__ Quel a été le point de départ de la création?
J’ai choisi pour l’exposition Aterrir de prendre pour point de départ l’utopie sociale du Val Menier dans toute la culture ouvrière qu’elle revêt. Ma première intuition était de voir comment les histoires se tissaient tout autour. Comment elles pouvaient directement ou indirectement être héritières du patrimoine ouvrier ? Quels pouvaient être les liens de passations et de métissage entre les communautés laborieuses, travailleuses, affectives, spirituelles, contemporaines et passées de Noisiel, leurs traditions, leurs coutumes, leurs objets, leurs mémoires.
J’ai mené mes enquêtes de manière fortuite et intuitive en m’intéressant de près à ce que pouvait signifier la notion très vaste de « territoire », et celle de « communauté », dans les imaginaires collectifs et dans les expériences qui composent le tissu social de Noisiel, en regard notamment des mutations urbaines qui découlent du Val Menier. Je me suis donc intéressée à la Terre comme un territoire lié aux présences, aux mouvements, aux migrations, aux occupations, aux sols.
J’avais envie de voir quelles histoires formelles pouvaient être matérialisées dans des objets, à l’intérieur de ces mailles complexes et de tous les récits qui s’y croisent, en allant à la rencontre des personnes qui occupent le territoire à ce moment-là. De cette manière mon intuition était celle de croiser des objets de paroles et d’esprit, de culture et de tradition ouvrière et spirituelle, d’un côté les objets parlants, de l’autre les objets votifs.
__ Comment s’est fait le choix des objets ?
Les objets que je présente parlent de manières de faire, d’artisanat, d’art, de bricolage, et qui font écho à ces pratiques ou à ces mélanges (la poterie, la broderie, la bijouterie, la couture…) et à la manière dont celles-ci sont importées, exportées, et peuvent être intentionnellement revisitées.

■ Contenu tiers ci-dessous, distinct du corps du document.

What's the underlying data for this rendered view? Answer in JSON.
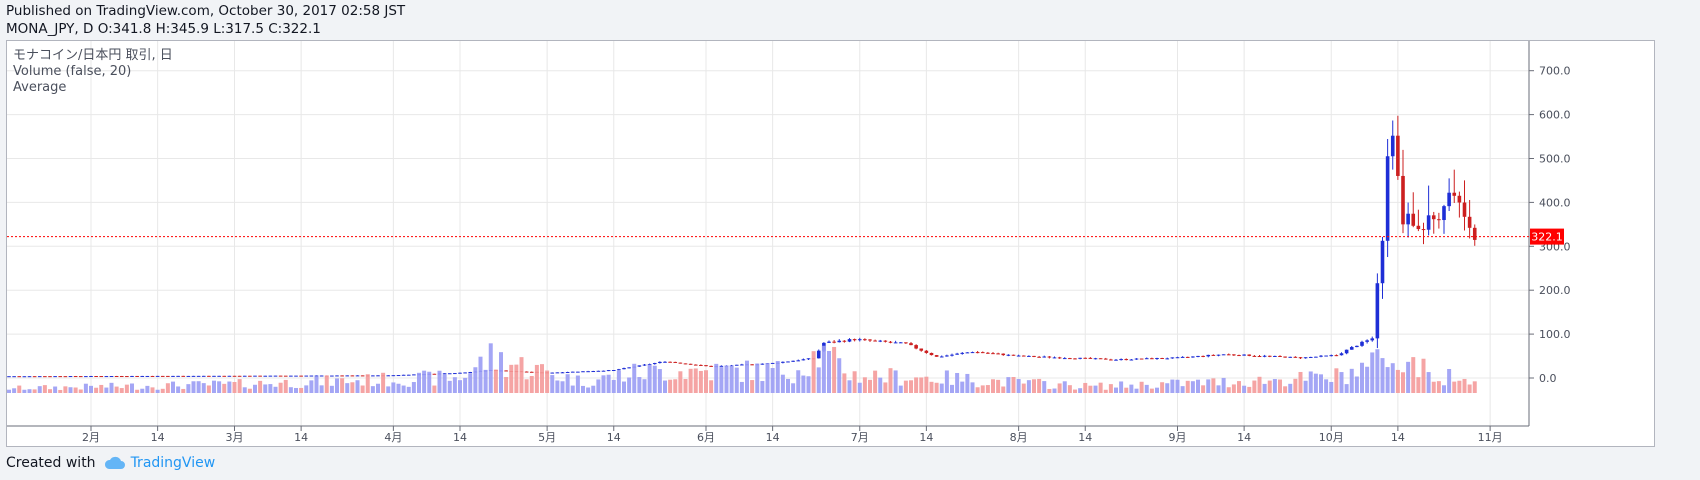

Je cherchais à matérialiser quelque chose qui se situeraient entre le manufacturé, l’industriel, et l’objet de fortune, soit comme un gri-gri fait maison, soit comme un objet recyclé, reproduit, ou façonné à la main, à la manière dont on tisse aussi des relations.
Les formes me sont en parties venues des rencontres. Il y a à Noisiel énormément de femmes, de mères, de sœurs, et je me suis aperçue très vite qu’au sein du projet social Menier les femmes étaient très peu présentées alors qu’elles y jouaient un rôle essentiel. Pour cette raison les objets découlent pour la plupart de conversations entre femmes et représentent pour beaucoup leurs mains, rappelant que les pratiques mobilisées sont généralement associées à des « qualités féminines », comme la cuisine, la poterie, la broderie, la couture…
__ Quels ont été vos points d’entrée, justement, pour mobiliser cette population locale ?
Comme très souvent quand je fais de la recherche, je me suis rendue au marché. C’est un endroit clé, c’est le miroir foisonnant d’un territoire ; on y croise des personnes, des artefacts, des cuisines, des arts, des économies, des manières, des énergies… Cela permet de prendre le pouls d’un lieu et puis c’est une véritable mine d’or.
J’ai aussi rencontré des ami·es de la Ferme en passant par des associations locales avec qui la Ferme du Buisson entretient déjà des relations, et notamment grâce à Agnès Siffre du collectif Elle Demande, Droit de cité(r) et du collectif Rom’Europe qui m’a introduite à de nombreuses personnes du territoire, elle a été d’une précieuse présence.
J’ai grâce à elle pu rencontrer beaucoup de Noisieliennes engagées, aux parcours de vie très différents, qui m’ont inspiré et qui auront vraiment nourri mon travail et ma réflexion. Elles sont les âmes et les mères de Noisiel, telles qu’elles sont figurées dans l’exposition.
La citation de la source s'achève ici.